Prabowo Masuk Tokoh Berpengaruh 2025 Bersama Trump, Xi Jinping hingga Putin


Dari Donald Trump dan Xi Jinping hingga Prabowo Subianto dan Vladimir Putin, para tokoh berpengaruh ini akan memiliki peran yang sangat besar dalam perkembangan di seluruh dunia. Biro-biro luar negeri The Straits Times menguraikan bagaimana mereka dapat mendekati tahun baru.


Singapura, Suarathailand- Donald Trump mengatakan "tarif" adalah kata terindah dalam bahasa Inggris. Namun, ia tidak membocorkan betapa rumitnya proses tersebut.

Untuk memberlakukan tarif 20 persen secara menyeluruh yang ada dalam pikirannya, ia mungkin perlu mengumumkan keadaan darurat keamanan nasional dalam perdagangan.

Tarif terhadap Tiongkok adalah masalah lain. Trump dapat menarik otoritas dari investigasi terhadap "perilaku buruk" perdagangan Tiongkok dan membuat pengumuman mendadak yang mungkin memerlukan waktu satu tahun untuk dibuat dalam masa jabatan pertamanya.

Ia akan mendapat dukungan dari Kongres yang didominasi Partai Republik dan sejumlah lembaga pemikir garis keras, yang telah menawarkan peta jalan mereka untuk mencabut status hubungan dagang normal permanen (PNTR) Tiongkok dan membangun struktur tarif baru untuk menghilangkan ketergantungan pada Tiongkok.

Jika harus ada perceraian ekonomi, perjanjian pranikah sudah siap.

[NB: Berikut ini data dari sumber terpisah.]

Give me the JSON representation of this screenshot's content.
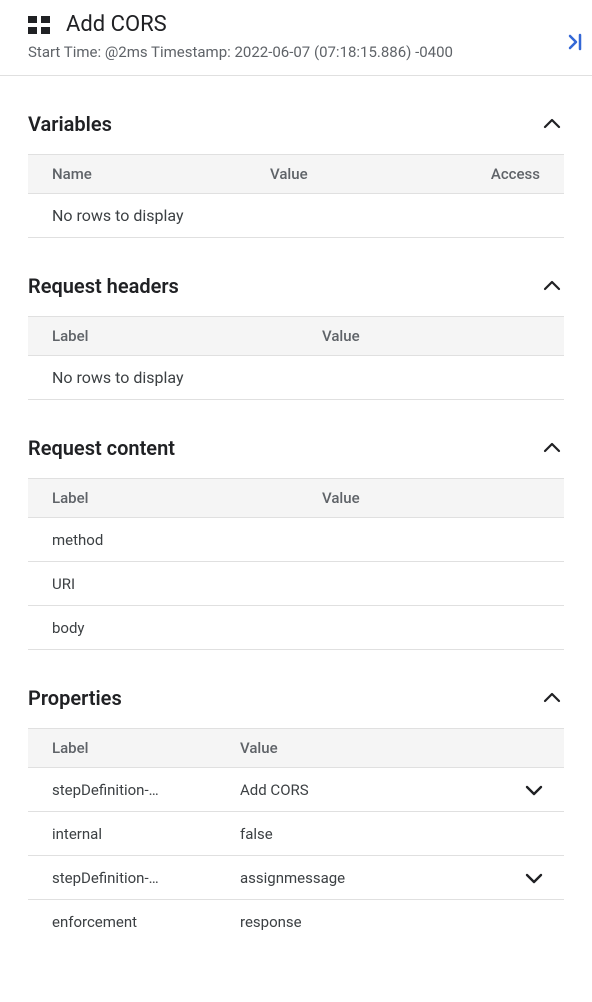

Argumen yang akan disusun pemerintahannya bisa seperti ini: Selama lebih dari dua dekade, Tiongkok telah mempermainkan Organisasi Perdagangan Dunia (WTO). Tiongkok tidak menepati janjinya untuk bersikap terbuka, adil, dan timbal balik.

Dalam hal ini, Presiden Tiongkok Xi Jinping telah menyempurnakan kebijakan perdagangan merkantilis dengan pemotongan pajak, subsidi tersembunyi, dan renminbi murah yang dirancang untuk mendominasi ekonomi. Dan Amerika yang dirugikan sedang menghadapi deindustrialisasi dan ketergantungan pada rantai pasokan yang diarahkan oleh musuh yang bermusuhan.

Itulah premis di balik RUU untuk mengakhiri PNTR Tiongkok, yang diperkenalkan pada bulan November oleh Senator Marco Rubio, calon menteri luar negeri Trump. RUU ini mempersenjatai Trump dengan apa yang ia butuhkan – pengaruh dalam pembicaraan dagang dengan China.

Jika RUU tersebut disahkan oleh Kongres yang akan datang pada bulan Januari, yang tampaknya mungkin, China tidak akan lagi mendapatkan perlakuan non-diskriminatif yang diberikan kepada 165 anggota WTO lainnya. RUU ini akan menghapus status negara yang paling disukai tanpa syarat untuk impor China, sehingga Trump bebas untuk menerapkan tarif apa pun yang ia suka.


-Efek Trump-

Perhitungan dalam hubungan AS-Tiongkok – hubungan paling penting di dunia – tidak dapat dihindari. Namun, contoh ini juga menunjukkan dampak besar yang dapat ditimbulkan para pemimpin terhadap kebijakan luar negeri yang ditempuh oleh negara mereka.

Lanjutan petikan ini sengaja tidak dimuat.